In Dispatch 231 (on Wednesday), I bemoaned the fact that India does not sequence enough viral genomes. After all, the UK discovery was the result of one of the world’s largest and most comprehensive viral genome sequencing efforts (Covid-19 Genomics UK; I wrote about it in Dispatch 230). But India isn’t the only laggard. The world may have seen over 70 million cases of the coronavirus disease but only around 275,000 of the cases have been genetically sequenced (according to sequencing data available publicly). Of this, the UK alone accounts for around 125,000. Since December 1, for instance, according to the New York Times, the UK has sequenced 3,700 viral genomes, and the US “fewer than 40”. According to a note on the new variant put out by the US Centers for Disease Control and Prevention, the US has sequenced the viral genome in “about 51,000 of the 17 million” cases.

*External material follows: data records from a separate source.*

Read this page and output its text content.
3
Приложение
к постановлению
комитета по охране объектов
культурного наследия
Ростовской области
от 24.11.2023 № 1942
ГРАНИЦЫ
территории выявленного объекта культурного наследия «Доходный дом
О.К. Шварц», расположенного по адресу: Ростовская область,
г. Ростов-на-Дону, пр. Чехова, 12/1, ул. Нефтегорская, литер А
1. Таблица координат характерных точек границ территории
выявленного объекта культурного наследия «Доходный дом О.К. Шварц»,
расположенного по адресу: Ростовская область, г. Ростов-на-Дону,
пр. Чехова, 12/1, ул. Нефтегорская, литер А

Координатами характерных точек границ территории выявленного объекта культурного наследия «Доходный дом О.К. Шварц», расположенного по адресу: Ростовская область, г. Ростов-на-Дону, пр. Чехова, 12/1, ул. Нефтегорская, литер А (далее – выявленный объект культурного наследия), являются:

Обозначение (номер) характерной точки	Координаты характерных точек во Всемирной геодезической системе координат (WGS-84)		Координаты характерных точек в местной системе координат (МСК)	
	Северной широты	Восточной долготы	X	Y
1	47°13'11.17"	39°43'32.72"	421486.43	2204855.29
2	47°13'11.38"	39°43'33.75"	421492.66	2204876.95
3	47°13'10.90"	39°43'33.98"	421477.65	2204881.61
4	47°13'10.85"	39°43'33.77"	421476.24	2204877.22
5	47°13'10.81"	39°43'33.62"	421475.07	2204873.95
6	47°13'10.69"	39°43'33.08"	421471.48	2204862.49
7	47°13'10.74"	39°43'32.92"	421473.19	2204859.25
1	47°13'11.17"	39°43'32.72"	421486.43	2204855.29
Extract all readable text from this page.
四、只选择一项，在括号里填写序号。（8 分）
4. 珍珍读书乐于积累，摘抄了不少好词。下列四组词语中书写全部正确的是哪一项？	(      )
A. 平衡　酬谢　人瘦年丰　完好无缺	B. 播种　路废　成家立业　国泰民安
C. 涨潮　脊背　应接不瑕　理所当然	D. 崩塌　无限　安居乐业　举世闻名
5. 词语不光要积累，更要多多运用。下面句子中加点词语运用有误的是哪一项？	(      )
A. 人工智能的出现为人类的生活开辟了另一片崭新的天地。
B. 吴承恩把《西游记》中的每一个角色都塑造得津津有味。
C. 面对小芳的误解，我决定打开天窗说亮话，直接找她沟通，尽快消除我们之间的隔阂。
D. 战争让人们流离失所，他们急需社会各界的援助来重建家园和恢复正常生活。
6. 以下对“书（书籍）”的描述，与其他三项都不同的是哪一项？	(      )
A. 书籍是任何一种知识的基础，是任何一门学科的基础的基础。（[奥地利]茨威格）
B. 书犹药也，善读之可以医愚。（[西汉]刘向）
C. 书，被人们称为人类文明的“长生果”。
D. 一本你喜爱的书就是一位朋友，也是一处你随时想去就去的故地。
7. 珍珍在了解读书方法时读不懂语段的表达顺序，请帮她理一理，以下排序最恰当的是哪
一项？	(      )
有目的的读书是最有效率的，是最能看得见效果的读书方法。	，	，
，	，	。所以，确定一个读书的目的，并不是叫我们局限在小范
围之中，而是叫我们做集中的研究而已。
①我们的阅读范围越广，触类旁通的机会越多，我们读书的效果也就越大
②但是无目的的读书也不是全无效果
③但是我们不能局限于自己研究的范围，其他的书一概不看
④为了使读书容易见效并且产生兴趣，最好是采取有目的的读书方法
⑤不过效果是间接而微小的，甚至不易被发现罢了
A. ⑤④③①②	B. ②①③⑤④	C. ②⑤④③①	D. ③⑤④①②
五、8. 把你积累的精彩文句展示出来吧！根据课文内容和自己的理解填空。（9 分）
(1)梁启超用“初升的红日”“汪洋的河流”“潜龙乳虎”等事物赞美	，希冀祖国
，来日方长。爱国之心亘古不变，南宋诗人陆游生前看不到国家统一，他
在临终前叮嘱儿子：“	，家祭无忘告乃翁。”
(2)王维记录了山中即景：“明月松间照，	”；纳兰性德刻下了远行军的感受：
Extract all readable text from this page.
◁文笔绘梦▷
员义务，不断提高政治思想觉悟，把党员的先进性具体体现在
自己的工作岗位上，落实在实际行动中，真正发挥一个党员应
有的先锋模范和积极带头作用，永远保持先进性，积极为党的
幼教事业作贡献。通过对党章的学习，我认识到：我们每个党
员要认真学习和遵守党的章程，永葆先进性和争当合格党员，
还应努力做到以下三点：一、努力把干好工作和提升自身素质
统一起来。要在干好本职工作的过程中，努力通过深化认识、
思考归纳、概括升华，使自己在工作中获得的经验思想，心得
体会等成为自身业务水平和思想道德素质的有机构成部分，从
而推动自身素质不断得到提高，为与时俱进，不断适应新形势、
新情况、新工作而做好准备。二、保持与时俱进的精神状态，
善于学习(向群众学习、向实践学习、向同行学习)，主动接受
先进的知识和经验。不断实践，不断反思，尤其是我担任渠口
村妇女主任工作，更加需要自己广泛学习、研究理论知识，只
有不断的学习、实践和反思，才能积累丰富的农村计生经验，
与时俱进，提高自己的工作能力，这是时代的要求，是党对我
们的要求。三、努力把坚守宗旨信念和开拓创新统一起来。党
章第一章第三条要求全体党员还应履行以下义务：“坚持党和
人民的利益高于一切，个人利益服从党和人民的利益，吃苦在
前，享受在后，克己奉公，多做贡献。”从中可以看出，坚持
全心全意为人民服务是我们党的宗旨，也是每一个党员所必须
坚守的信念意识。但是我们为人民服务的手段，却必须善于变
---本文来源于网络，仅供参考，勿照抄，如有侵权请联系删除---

India hasn’t put out in the public domain details of the number of viral genomes it has sequenced from Covid patients, but this writer learns that this number is just around a few thousand, and also that the number of cases sequenced since October is next to nothing. And while the one kind of RT-PCR test that serves as an easy proxy to identify the mutant strain (as compared to more complex and time-consuming genome sequencing; Dispatch 231 explained how this particular RT-PCR test helped) is approved for use in India, it costs more than other molecular tests, and the cap on test pricing has meant that almost no laboratory here uses it.

Partly over concern about the new strain, and partly to prevent large-scale celebrations and partying of the sort seen around this time of the year, many Indian states have imposed a night curfew, which is a very good move because the Sars-CoV-2 virus has clearly defined working hours. Other states have restricted some activities, but allowed others to continue – also an equally good move because the virus is selective about whom it targets and where it attacks. In truth, there’s as much risk of the farm protest outside Delhi becoming a superspreader event as there is of political rallies in West Bengal.

So, what should India do?

For one, it should assume that the new strain is already here and tighten social distancing protocols, enforce the wearing of masks, and completely ban public gatherings for the next few weeks – irrespective of whether these are religious, cultural, or political in nature. It should also tighten screening in airports (the instant it did so on Monday, only for travellers from the UK, it uncovered a handful of cases). For another, it should simply do what the US plans to. The US recently announced a surveillance programme (details of this are also in the CDC note) that will sequence 10 samples from each state every two weeks to check for the new variant. The Indian Council of Medical Research should, on a war footing, sequence viral genomes from every district that has new cases – and do this at a regular frequency, say, every week. It wouldn’t need to sequence too many from each district – a sample of even five or six would do.

Sars-CoV-2 VOC 202012/01, as the variant has been named (some are also calling it B.1.1.7 because the alternative is a mouthful), is probably already here (the CDC note admits that “given the small fraction of US infections that have been sequenced, the variant could already be in the US without having been detected”, and the same applies to India). It is time to accept that and move on to doing what needs doing.